La philosophie joue deux rôles dans cet apprentissage :

-1/ Elle permet à l'étudiant une réflexion critique sur les principes qui orienteront son action. L'enseignant, en particulier dans les classes de l'école primaire, doit avoir hiérarchisé les valeurs auxquelles il se réfère, qu'il incarne de fait dans sa classe. Ces valeurs vont orienter sa pratique, qui s'inscrit dans un cadre institutionnel produit par le jeu des acteurs sociaux dans le cadre de l'histoire. S'appuyant sur sa connaissance psychologique de l'enfant et les sciences de l'éducation, il organise la transmission des connaissances ;

-2/ Elle permet une réflexion critique sur l'ensemble de sa pratique, concernant tous les éléments qui viennent d'être décrits. Réflexion sur le rôle de l'école dans une société et particulièrement en république, sur le sens de son histoire ; sur l'existence des disciplines scolaires ; sur l'intérêt, la valeur et les limites de la connaissance de l'enfant pour l'éduquer ; sur la valeur et les limites des Sciences de l'Education.

La réflexion critique s'appuiera sur un certain nombre de savoirs que l'enseignant de philosophie a par ailleurs pour rôle de transmettre.

La variété de ces dimensions constitue en soi une profonde originalité de ce métier. S'agit-il encore réellement d'un enseignement purement philosophique ? Elle se croise avec la variété des publics qu'un professeur de philosophie est susceptible de rencontrer en IUFM : étudiants préparant le concours de Professeur des Ecoles, Professeurs stagiaires, Professeurs de Ecoles en formation continue.

I/ Préparer au concours de Professeur des Ecoles.

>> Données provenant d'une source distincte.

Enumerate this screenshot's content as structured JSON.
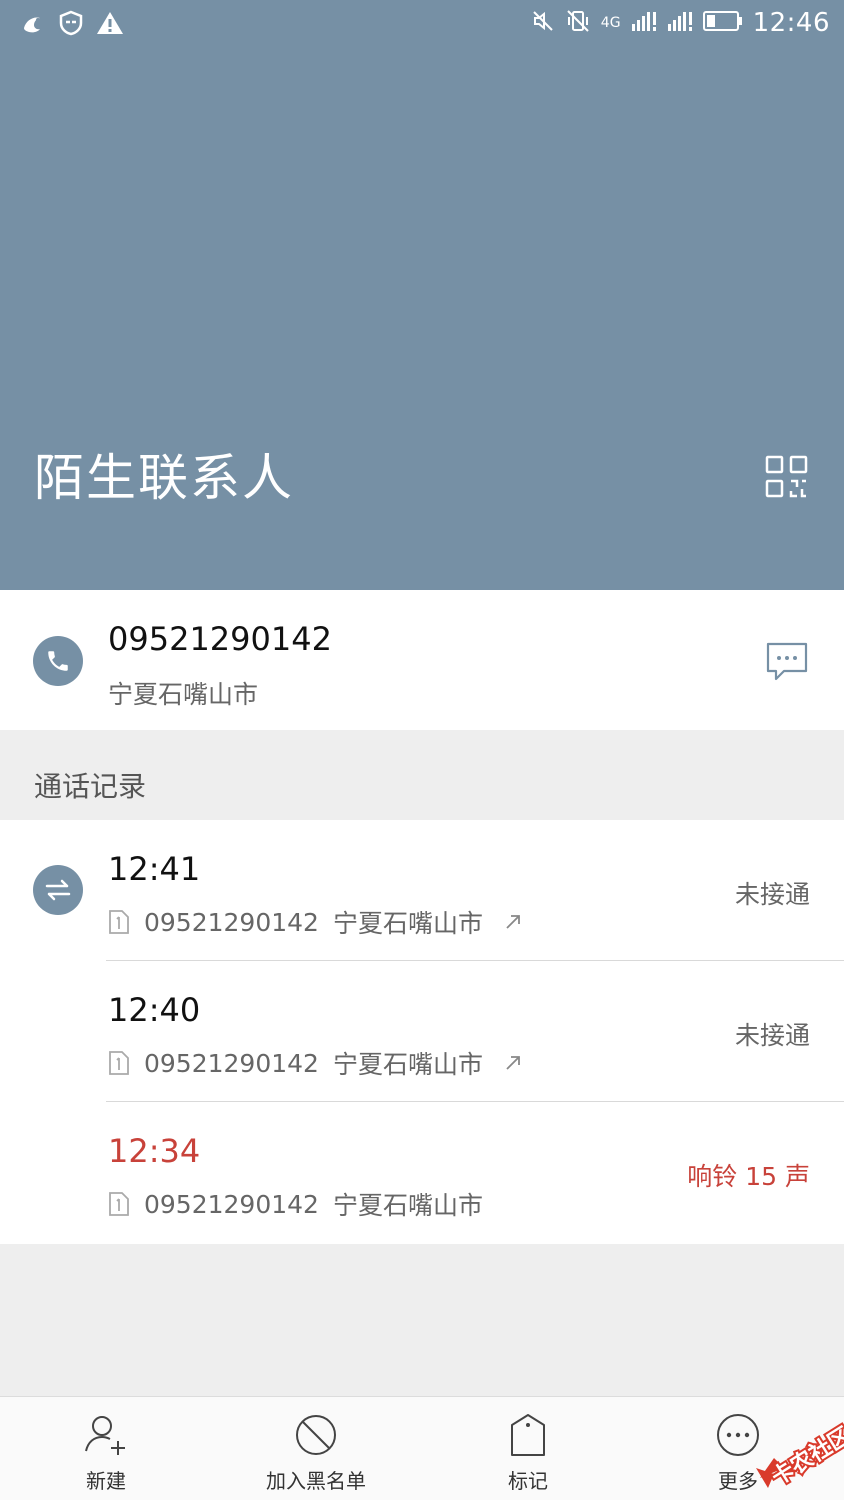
{
  "status_bar": {
    "time": "12:46",
    "network": "4G",
    "icons": [
      "uc-browser-icon",
      "shield-icon",
      "warning-icon",
      "mute-icon",
      "vibrate-off-icon",
      "signal-icon",
      "signal-icon",
      "battery-icon"
    ]
  },
  "header": {
    "title": "陌生联系人",
    "bg_color": "#7690a5"
  },
  "number": {
    "value": "09521290142",
    "location": "宁夏石嘴山市"
  },
  "call_log": {
    "section_title": "通话记录",
    "entries": [
      {
        "time": "12:41",
        "number": "09521290142",
        "location": "宁夏石嘴山市",
        "status": "未接通",
        "outgoing": true,
        "missed": false
      },
      {
        "time": "12:40",
        "number": "09521290142",
        "location": "宁夏石嘴山市",
        "status": "未接通",
        "outgoing": true,
        "missed": false
      },
      {
        "time": "12:34",
        "number": "09521290142",
        "location": "宁夏石嘴山市",
        "status": "响铃 15 声",
        "outgoing": false,
        "missed": true
      }
    ]
  },
  "bottom_bar": {
    "items": [
      {
        "label": "新建",
        "icon": "add-contact-icon"
      },
      {
        "label": "加入黑名单",
        "icon": "block-icon"
      },
      {
        "label": "标记",
        "icon": "tag-icon"
      },
      {
        "label": "更多",
        "icon": "more-icon"
      }
    ]
  },
  "watermark": {
    "text": "卡农社区"
  },
  "colors": {
    "accent": "#7690a5",
    "missed": "#c8423a"
  }
}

Les conditions de déroulement de ce concours sont actuellement les suivantes. Il s'agit pour le candidat de subir une épreuve orale de quarante-cinq minutes en tout. Durant les vingt premières minutes, il devra répondre sous forme d'exposé à une suite de questions préparées durant une heure. Ces questions concernent soit un dossier candidat qu'il a constitué durant l'année, soit un dossier jury constitué de quelques documents écrits qu'il découvre. A lui de choisir. À l'issue de cette première partie de l'épreuve, il devra répondre lors d'un entretien aux questions du jury, composé en principe d'un Inspecteur de l'Education Nationale, d'un Conseiller Pédagogique et d'un Professeur de Philosophie. Dans l'ensemble, le jury devra évaluer la capacité du candidat à « .mettre en valeur les idées essentielles du texte, élucider des concepts et des notions présents ou sous tendus dans les documents, faire preuve de sa capacité à mener une analyse de situations concrètes, éclairée par des connaissances acquises. » (Note de service n°94-271 du 16 novembre 1994).

Ces conditions précisent l'objectif de notre enseignement, sachant d'autre part que l'éventail des connaissances à fournir est spécifié dans le guide de l'étudiant. Elles recouvrent le champ de ce que j'ai appelé la « posture pédagogique », sans pourtant en rendre compte. D'une part parce que certains professeurs choisiront plutôt dans l'optique du concours de transmettre ces connaissances, sans toujours développer le lien qui les unit. D'autre part parce qu'il ne s'agit pas durant cette année seulement de préparer au concours, mais aussi de faire entrer l'étudiant de plain-pied dans le métier qu'il a choisi. L'un ne va pas sans l'autre, selon moi. Tout en considérant qu'il s'agit d'habituer chacun aux conditions particulières du concours, sa réussite me semble liée à sa capacité d'intégrer progressivement, dès la première année, certaines des dimensions « professionnelles » du discours et de l'action d'un professeur des Ecoles. 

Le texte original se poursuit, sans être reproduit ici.